Forty feet. Manus didn’t seem to be watching them particularly closely. But Dox could feel his attention. Could feel the way Larison’s danger vibe was pinging his radar.
They kept moving. Dox disgorged all the facts he had learned about the park. Larison responded with uh-huhs and reallys and you don’t says.
At thirty feet out, there was a ripple in Manus’s energy. It was nearly invisible, and maybe it even was invisible, but Dox knew what it meant. It was like a Doppler shift, the change in frequency you could sense when a man went from asking himself a question, to being an instant away from answering it.
And not answering in a good way.
The original plan had been for Dox and Larison to get close—but not too close—and then to politely introduce themselves. Hello there, Mr. Manus, you don’t know us, but we’re here to tell you the thing with Alondra Diaz is a setup and the people who hired you want you dead. What can we tell you, you just can’t trust management these days, it’s unfortunate but that’s the state of our modern world. Would you care to join us for a cup of delicious Seattle coffee so we can put our heads together and maybe find a way to watch each other’s backs?
But he could tell now that ship had sailed. He should have known the effect Larison’s presence would have on a potentially delicate situation. Should have realized that in telling himself Larison could provide a useful distraction, he’d been rationalizing. He hadn’t wanted to bother John. But for all his lethality, there was a stillness to John that had a way of reassuring people. And as he watched Manus looming closer and closer, he would have happily paid good money for a way to keep the man calm, and mentally kicked himself for not having one.
Well, he could do the after-action report later. Hopefully.
Fifteen feet. Manus was no longer pretending not to notice them. He was watching intently, his eyes leaving their faces, where he could read whatever was available in their expressions, and settling on their torsos, which would give him a peripheral-vision view of hands and therefore an early warning of a reach for weapons. Probably the only thing that had kept him from taking action already was the incongruity of Dox and Larison holding hands, and maybe of Dox’s banter.
But that would last only for another second, if that.
Manus’s hands were empty, which was good. And while he was wearing a backpack, that wouldn’t offer ready access to a weapon. But Dox could see the clip of a folding knife in the man’s front pocket. And who knew what he might have behind his back, or under his rain parka.
Ten feet. Dox could feel Larison beginning to tense up, seeing where this was going, determined to stay ahead of the action-reaction curve.

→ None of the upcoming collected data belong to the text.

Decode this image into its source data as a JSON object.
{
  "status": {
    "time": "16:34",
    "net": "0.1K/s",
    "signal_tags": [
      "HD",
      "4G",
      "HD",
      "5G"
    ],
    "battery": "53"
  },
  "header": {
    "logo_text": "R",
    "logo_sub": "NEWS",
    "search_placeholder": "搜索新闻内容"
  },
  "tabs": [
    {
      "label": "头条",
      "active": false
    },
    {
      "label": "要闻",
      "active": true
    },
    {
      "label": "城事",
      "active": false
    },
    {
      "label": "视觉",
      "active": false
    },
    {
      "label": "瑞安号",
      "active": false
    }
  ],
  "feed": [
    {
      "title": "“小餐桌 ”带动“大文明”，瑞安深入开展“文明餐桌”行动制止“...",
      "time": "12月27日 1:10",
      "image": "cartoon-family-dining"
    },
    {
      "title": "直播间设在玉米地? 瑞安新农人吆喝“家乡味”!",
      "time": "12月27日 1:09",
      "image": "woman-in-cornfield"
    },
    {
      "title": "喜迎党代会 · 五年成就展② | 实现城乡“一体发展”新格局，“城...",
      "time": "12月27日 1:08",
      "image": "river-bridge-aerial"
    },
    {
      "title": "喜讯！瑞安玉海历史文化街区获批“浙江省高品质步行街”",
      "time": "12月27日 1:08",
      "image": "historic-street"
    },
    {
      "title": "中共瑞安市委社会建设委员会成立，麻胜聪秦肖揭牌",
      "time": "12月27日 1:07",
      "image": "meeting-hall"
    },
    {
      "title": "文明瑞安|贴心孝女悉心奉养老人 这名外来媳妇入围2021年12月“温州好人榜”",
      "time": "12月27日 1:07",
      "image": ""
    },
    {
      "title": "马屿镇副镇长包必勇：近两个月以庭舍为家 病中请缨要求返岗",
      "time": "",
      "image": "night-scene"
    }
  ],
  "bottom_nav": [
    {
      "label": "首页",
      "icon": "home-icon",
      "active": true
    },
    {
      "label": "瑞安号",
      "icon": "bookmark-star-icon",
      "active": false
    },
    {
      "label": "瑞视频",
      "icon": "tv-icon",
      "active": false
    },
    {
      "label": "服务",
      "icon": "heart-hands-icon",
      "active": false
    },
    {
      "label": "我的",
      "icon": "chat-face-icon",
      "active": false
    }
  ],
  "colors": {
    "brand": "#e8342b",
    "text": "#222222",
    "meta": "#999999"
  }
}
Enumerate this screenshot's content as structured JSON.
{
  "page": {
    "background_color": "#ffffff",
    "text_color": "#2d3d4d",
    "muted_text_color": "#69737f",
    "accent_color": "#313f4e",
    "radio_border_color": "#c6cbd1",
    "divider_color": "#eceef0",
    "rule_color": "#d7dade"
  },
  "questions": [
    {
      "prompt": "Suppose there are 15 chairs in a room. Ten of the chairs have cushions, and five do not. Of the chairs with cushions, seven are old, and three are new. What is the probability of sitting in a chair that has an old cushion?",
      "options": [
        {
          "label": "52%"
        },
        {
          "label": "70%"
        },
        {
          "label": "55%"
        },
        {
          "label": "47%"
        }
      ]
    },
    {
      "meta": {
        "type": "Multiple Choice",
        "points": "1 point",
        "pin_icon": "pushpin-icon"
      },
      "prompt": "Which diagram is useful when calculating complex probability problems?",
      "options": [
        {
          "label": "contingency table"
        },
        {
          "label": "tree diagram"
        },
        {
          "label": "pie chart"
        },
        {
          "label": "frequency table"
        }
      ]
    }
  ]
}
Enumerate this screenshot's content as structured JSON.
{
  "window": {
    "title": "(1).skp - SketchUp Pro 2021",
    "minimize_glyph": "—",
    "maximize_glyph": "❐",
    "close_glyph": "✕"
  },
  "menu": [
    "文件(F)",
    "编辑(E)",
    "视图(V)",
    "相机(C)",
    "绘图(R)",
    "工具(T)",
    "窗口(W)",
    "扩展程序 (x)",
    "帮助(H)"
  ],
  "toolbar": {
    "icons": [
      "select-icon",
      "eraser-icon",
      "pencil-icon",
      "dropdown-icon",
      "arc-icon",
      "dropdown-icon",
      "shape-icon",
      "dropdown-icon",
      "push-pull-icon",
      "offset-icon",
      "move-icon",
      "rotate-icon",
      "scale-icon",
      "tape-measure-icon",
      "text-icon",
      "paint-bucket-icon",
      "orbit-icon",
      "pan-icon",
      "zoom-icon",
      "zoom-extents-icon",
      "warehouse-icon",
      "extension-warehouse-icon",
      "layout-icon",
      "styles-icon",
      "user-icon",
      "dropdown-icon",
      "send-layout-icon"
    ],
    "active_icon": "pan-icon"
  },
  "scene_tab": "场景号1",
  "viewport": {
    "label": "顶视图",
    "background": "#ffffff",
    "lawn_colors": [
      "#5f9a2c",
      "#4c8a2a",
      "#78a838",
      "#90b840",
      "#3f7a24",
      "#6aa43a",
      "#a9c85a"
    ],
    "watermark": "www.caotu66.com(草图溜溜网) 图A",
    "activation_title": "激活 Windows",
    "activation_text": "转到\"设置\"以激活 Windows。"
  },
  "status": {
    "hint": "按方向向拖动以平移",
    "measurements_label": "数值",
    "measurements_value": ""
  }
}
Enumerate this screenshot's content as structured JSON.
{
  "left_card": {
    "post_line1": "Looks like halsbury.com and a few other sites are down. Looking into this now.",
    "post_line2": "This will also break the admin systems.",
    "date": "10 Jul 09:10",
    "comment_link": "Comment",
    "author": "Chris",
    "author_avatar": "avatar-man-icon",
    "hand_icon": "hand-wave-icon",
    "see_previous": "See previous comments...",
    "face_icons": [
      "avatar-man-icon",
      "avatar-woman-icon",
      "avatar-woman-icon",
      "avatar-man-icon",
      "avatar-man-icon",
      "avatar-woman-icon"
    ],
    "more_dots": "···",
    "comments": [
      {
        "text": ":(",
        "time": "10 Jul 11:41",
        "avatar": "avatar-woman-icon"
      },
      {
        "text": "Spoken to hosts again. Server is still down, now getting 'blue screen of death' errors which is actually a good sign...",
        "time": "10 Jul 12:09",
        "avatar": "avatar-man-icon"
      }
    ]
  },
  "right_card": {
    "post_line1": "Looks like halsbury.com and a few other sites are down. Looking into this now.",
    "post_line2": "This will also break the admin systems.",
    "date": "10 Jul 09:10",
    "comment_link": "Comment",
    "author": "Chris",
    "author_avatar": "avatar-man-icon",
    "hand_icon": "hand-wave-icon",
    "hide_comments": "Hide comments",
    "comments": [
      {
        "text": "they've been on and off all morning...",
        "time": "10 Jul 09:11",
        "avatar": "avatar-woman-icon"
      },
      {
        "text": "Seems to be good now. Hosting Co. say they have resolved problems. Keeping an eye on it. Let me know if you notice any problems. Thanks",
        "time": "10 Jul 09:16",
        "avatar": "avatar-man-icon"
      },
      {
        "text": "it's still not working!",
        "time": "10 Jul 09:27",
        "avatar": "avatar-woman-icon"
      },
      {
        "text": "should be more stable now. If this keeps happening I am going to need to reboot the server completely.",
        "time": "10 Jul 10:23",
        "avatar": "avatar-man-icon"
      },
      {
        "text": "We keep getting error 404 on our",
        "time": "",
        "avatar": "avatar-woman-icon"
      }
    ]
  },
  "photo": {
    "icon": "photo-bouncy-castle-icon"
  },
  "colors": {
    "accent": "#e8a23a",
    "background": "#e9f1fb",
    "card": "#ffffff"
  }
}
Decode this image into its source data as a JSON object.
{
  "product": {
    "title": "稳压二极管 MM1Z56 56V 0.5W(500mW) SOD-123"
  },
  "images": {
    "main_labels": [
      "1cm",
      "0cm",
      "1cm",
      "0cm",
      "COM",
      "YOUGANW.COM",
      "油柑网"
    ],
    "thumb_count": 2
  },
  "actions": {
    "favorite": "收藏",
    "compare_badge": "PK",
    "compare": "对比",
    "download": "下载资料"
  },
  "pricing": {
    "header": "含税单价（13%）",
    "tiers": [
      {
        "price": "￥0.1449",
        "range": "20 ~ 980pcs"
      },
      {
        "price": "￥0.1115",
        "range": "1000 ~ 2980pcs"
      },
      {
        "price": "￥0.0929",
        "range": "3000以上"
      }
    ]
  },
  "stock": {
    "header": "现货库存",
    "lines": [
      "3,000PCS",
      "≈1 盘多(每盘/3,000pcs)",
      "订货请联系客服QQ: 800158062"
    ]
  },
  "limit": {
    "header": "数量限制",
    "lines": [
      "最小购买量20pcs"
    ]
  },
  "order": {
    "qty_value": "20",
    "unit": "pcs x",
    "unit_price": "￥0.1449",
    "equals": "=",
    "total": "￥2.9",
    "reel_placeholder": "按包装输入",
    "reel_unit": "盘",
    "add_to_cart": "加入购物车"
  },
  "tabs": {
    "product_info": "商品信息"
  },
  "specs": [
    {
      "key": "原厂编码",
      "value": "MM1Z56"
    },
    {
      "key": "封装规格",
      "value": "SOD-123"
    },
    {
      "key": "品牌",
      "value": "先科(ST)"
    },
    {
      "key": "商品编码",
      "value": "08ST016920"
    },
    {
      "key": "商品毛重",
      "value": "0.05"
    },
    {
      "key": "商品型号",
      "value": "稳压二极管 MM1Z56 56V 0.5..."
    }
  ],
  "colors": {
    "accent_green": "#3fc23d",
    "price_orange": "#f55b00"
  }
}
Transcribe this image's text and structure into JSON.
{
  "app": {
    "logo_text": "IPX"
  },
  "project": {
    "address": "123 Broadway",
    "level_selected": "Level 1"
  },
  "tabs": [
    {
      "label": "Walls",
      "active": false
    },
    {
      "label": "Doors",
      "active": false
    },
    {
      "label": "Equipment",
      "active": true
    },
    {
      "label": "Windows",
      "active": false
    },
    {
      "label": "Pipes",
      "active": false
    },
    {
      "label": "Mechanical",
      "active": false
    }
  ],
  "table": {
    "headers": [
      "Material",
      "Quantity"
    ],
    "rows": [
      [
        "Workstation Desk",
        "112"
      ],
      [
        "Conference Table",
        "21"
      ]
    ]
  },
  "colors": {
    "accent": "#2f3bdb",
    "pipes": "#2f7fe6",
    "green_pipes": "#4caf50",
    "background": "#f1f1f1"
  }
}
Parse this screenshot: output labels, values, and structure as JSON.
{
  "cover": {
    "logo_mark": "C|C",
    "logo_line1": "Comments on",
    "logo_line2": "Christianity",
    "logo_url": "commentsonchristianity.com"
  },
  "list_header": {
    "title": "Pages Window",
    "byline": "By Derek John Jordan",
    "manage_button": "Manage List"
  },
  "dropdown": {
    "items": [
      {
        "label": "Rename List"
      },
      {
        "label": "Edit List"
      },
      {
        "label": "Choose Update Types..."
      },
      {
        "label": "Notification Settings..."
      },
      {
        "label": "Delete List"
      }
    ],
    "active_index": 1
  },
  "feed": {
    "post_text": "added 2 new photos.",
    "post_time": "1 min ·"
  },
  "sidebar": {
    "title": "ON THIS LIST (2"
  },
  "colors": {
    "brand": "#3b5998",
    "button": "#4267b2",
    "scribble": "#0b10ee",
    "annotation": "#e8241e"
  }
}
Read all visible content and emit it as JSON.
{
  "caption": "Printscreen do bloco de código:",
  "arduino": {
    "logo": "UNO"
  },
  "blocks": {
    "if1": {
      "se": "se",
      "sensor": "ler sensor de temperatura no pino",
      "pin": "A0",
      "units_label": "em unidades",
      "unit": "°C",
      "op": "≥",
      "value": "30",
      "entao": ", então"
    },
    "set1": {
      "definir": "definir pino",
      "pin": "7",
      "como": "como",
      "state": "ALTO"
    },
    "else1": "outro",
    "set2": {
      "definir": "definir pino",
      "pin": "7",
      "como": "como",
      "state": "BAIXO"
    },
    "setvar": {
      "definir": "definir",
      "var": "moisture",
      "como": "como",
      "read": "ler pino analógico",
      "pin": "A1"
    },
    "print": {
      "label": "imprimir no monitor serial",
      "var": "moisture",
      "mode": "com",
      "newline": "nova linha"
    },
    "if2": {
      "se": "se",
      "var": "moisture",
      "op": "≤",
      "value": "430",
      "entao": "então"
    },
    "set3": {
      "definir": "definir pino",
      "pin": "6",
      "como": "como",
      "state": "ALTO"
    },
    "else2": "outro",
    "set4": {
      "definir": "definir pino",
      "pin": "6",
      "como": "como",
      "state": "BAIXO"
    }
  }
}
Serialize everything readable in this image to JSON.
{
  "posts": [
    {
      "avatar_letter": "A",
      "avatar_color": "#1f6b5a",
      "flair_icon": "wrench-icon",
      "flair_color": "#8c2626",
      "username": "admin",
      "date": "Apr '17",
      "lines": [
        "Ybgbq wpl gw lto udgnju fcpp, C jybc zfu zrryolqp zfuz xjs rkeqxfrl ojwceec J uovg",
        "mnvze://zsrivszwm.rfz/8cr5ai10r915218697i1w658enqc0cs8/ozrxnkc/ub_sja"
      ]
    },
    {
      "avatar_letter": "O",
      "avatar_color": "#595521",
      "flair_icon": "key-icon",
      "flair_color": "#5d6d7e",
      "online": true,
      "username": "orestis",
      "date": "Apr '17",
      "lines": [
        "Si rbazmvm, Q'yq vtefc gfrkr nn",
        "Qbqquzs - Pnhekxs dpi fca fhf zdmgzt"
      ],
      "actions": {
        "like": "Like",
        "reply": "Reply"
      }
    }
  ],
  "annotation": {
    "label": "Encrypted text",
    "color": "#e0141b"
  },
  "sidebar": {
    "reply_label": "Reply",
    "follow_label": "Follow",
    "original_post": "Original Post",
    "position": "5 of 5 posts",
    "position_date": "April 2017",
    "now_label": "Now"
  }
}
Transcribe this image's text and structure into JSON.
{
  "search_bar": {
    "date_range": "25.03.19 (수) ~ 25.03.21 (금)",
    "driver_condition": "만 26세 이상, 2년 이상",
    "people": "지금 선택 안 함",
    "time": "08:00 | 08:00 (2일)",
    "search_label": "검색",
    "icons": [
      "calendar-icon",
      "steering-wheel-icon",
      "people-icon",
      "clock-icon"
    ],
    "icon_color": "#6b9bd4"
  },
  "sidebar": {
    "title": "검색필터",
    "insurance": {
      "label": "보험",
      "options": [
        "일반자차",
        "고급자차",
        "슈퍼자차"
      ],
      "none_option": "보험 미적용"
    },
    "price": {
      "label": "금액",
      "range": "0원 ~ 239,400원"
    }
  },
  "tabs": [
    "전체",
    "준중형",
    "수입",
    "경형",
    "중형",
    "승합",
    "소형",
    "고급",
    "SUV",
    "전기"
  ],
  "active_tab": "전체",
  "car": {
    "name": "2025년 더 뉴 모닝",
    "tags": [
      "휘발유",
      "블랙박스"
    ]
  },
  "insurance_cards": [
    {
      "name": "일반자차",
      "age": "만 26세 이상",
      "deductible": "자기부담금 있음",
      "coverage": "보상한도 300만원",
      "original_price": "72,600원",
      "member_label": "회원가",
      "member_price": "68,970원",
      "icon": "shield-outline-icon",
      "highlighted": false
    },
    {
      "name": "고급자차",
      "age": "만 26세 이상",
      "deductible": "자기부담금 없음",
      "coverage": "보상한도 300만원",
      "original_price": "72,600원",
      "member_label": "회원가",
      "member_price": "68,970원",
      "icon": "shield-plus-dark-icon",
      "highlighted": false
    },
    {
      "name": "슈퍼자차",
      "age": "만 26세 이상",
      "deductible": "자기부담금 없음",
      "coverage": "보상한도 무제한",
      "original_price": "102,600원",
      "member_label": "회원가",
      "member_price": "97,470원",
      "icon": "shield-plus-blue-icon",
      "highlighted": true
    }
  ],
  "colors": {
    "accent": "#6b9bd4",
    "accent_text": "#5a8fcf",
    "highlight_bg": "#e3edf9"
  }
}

Shit.
“Pardon me,” Dox called out, improvising. “I wonder if you could advise on the location of the world-famous Seattle Space Needle?”
Ordinarily, giving a person’s brain one additional thing to process could buy you a precious extra second. But it was like Manus didn’t even hear him. The man’s eyes never left their torsos. And even as the words were leaving Dox’s mouth, Manus’s left hand was coming forward, his body blading off, his right hand dropping to the clip of that folding knife in his front pocket—
Everything slowed down. The sound of the rain faded out. Dox felt Larison letting go of his hand and breaking right, saw the umbrella dropping to the ground. He didn’t have to look to know Larison was clearing leather. The miracle was that he hadn’t done so already.
Manus had taken hold of the folder. It was coming out of his pocket now. And coming. And coming. God almighty, what the hell kind of knife was this?
In his peripheral vision, Dox could see Larison bringing around the Glock.
Without thinking, Dox dropped the selfie stick—judging from the size of this guy, getting hit with it would probably have done no more than make him mad—and rushed in. “Don’t shoot him!” he yelled.